Шеф!
– А не врёшь, толстяк? – городовой прищурил мелкие глазки.
– Клянусь.
– Ну смотри у меня, – он с неохотой отпустил воротники. – Если соврал – не попасть тебе в поезд.
* * *
Радость по поводу счастливого избавления длилась недолго. Ещё до обеда с вожаком пришлось свидеться снова, когда он в сопровождении трёх полицаев явился в мастерскую жестянщиков. Из-за его спины вынырнул конопатый огородник и ткнул чумазый палец в сторону Юма и Шала.
– Вот эти двое.
– Сколько верёвочке ни виться… – вожак потирал руки. – В Умный Дом их! Быстро! И толстяка прихватите.
– Сука! Ты же поклялся! – Юм бросился на огородника.
Не дотянулся. Двое полицаев схватили его и умело заломили за спину руки.
– Люди – дерьмо! – Юм брызгал слюной. – Никому нельзя верить.
– А за ругань отдельно получишь, – ухмыльнулся вожак.
* * *
Умный Дом назначил нарушителям наказание. Шефа перевели в разнорабочие. Юма и Шала определили в падальщики – одну из самых презираемых каст Чистого города, на чьих плечах лежала жуткая работёнка – собирать трупы тех, кого растерзали ночные.
* * *
Падальщики вставали первыми. В мозглых утренних сумерках по пустым ещё улицам громыхала, поскрипывая ободьями, скособоченная телега. Телегу, схватившись за оглобли, тащил Юм. Пристроившийся позади Шал подталкивал её на подъёмах.
– А может случиться так, что мы никого не найдём? – спросил Юм.
– Не знаю. Я падальщиком не работал. Первый раз по твоей милости горбачусь, – буркнул Шал.
– Не хнычь. Может быть, обойдётся.
Не обошлось. Уже за следующим поворотом их ждал первый покойник. Парнишка, раскинув руки, лежал прямо посереди мостовой. Ни увечий, ни крови. Если бы не синюшная борозда на шее да стеклянные пустые глаза, можно было подумать, что просто чудит пацан – развалился по центру улицы, словно на пляже.
Юм побледнел.
– Удушили беднягу, – констатировал Шал, движеньем ладони закрыв убитому веки.
Погрузив тело и укрыв его мешковиной, они покатили повозку дальше.
– Неправильно нас падальщиками называть, – вдруг сказал мрачный как туча Юм.
– А как правильно? – удивился Шал.
– Чистильщиками.
– Почему?
– Я фильм видел, «Чистильщик» называется. Про мужика, который похожей работкой занимался.
– А что такое фильм? – не понял Шал.
– Узнаешь, после того как на поезде своём отсюда уедешь, – огрызнулся Юм.
Следующей жертве повезло меньше. Парня насадили на обломанный сук дерева, как кусок мяса на шампур. Борясь с подступающей тошнотой, пачкая кровью робы, они сняли несчастного с ветви.
– Пилу надо было взять, – пробормотал Шал.
– И башку тебе отпилить, – прошипел Юм.
– Я-то здесь при чём?! – вознегодовал Безропотный.
– Всё готовы стерпеть, овцы.
– Тихо! – Шал взглядом показал на ближайший дом.
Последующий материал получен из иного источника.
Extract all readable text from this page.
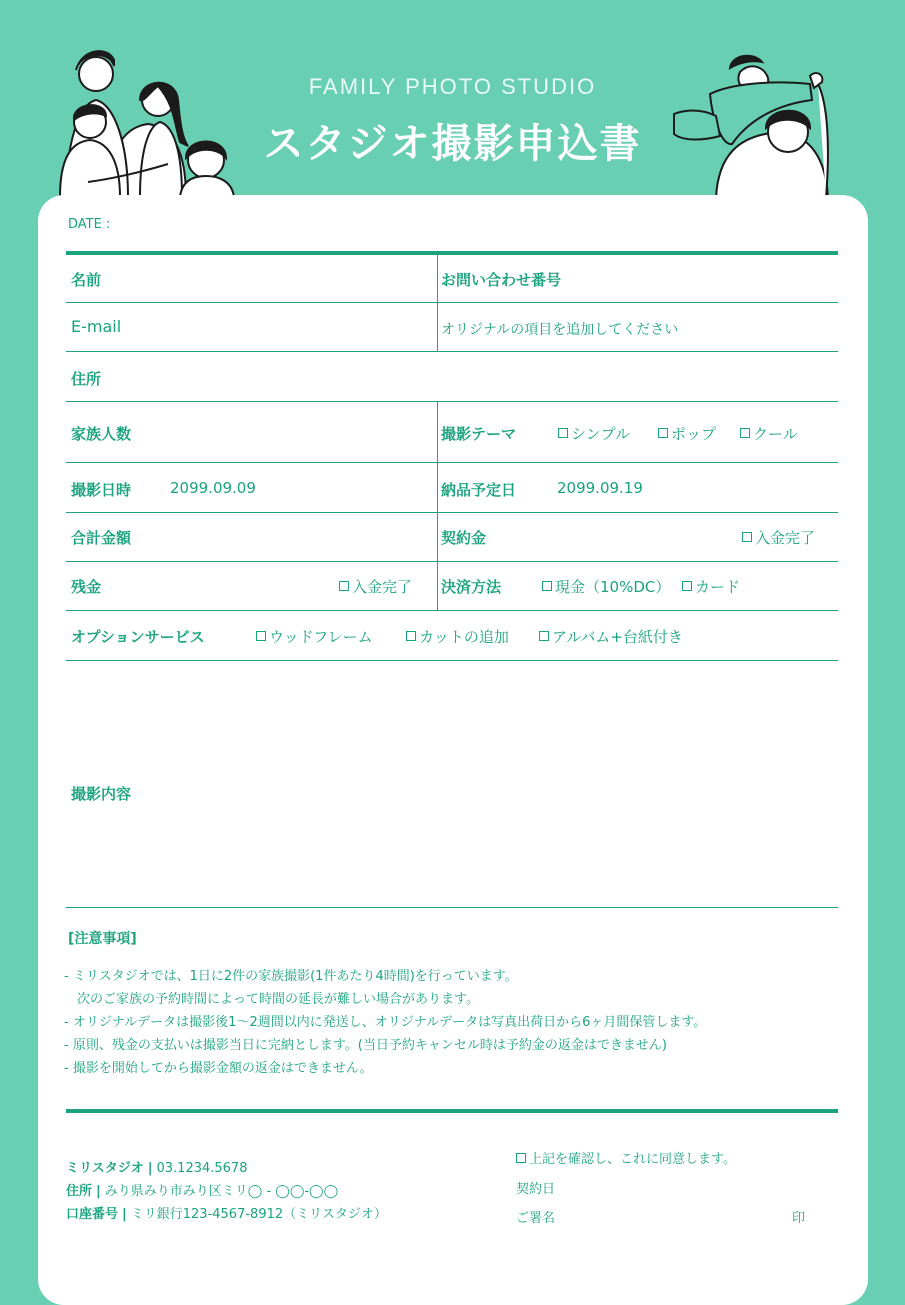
FAMILY PHOTO STUDIO
スタジオ撮影申込書
DATE :
名前	お問い合わせ番号
E-mail	オリジナルの項目を追加してください
住所
家族人数	撮影テーマ	シンプル	ポップ	クール
撮影日時	2099.09.09	納品予定日	2099.09.19
合計金額	契約金	入金完了
残金	入金完了 決済方法	現金（10%DC）	カード
オプションサービス	ウッドフレーム	カットの追加	アルバム+台紙付き
撮影内容
[注意事項]
- ミリスタジオでは、1日に2件の家族撮影(1件あたり4時間)を行っています。
　次のご家族の予約時間によって時間の延長が難しい場合があります。
- オリジナルデータは撮影後1〜2週間以内に発送し、オリジナルデータは写真出荷日から6ヶ月間保管します。
- 原則、残金の支払いは撮影当日に完納とします。(当日予約キャンセル時は予約金の返金はできません)
- 撮影を開始してから撮影金額の返金はできません。
ミリスタジオ | 03.1234.5678
住所 | みり県みり市みり区ミリ◯ - ◯◯-◯◯
口座番号 | ミリ銀行123-4567-8912（ミリスタジオ）
上記を確認し、これに同意します。
契約日
ご署名	印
Апофеозом рабочей смены явился третий убитый. По нему будто бы прошёлся каток. В луже чернеющей крови лежал набитый костями мешок. Из пролома в раздавленном черепе пучилась ало-серая мозговая ткань. Юма вытошнило. Шал закусил до крови губу.
Жуткий груз надлежало доставить на вокзальную кухню.
– Хороший улов! – парень в белом поварском колпаке откинул мешковину. – Эй! – крикнул он подручным. – Забирайте сырьё – и в разделочную!
Лицо шатуна стало багровым. Тело била мелкая дрожь.
– Да, – тихонько сказал Шал, – поварам ещё хуже.
Юм бросил на него испепеляющий взгляд.
– Представляешь, они же сейчас их потрошить будут, мясо с костей снимать, перемалывать… Я б не смог.
Это было последний каплей. Юм рванулся с места и побежал.
– Ты куда? – кричал вслед ему Шал. – Робы ведь надо стирать! Сушиться…
Он бежал. Переходил на быстрый шаг и снова бежал. Он сможет найти место, откуда вошёл в этот город. Он выберется. Вот здесь его схватили городовые. Или не здесь? Да нет, здесь. Вот чахлое деревце. Вот двухэтажный дом с краповой черепицей. Ещё метров сто по прямой, потом повернуть направо, и…
Снова дерево. Снова краповый дом. Как же так? Может быть, надо свернуть налево?
Опять проклятое дерево. Опять чёртов дом. Город не отпускал беглеца, водил заколдованными кругами. Беззвучно смеялись дома. Не уйдёшь, шатун! Отсюда дороги нет.
* * *
Он вернулся домой под вечер. Голодный, измотанный и раздавленный.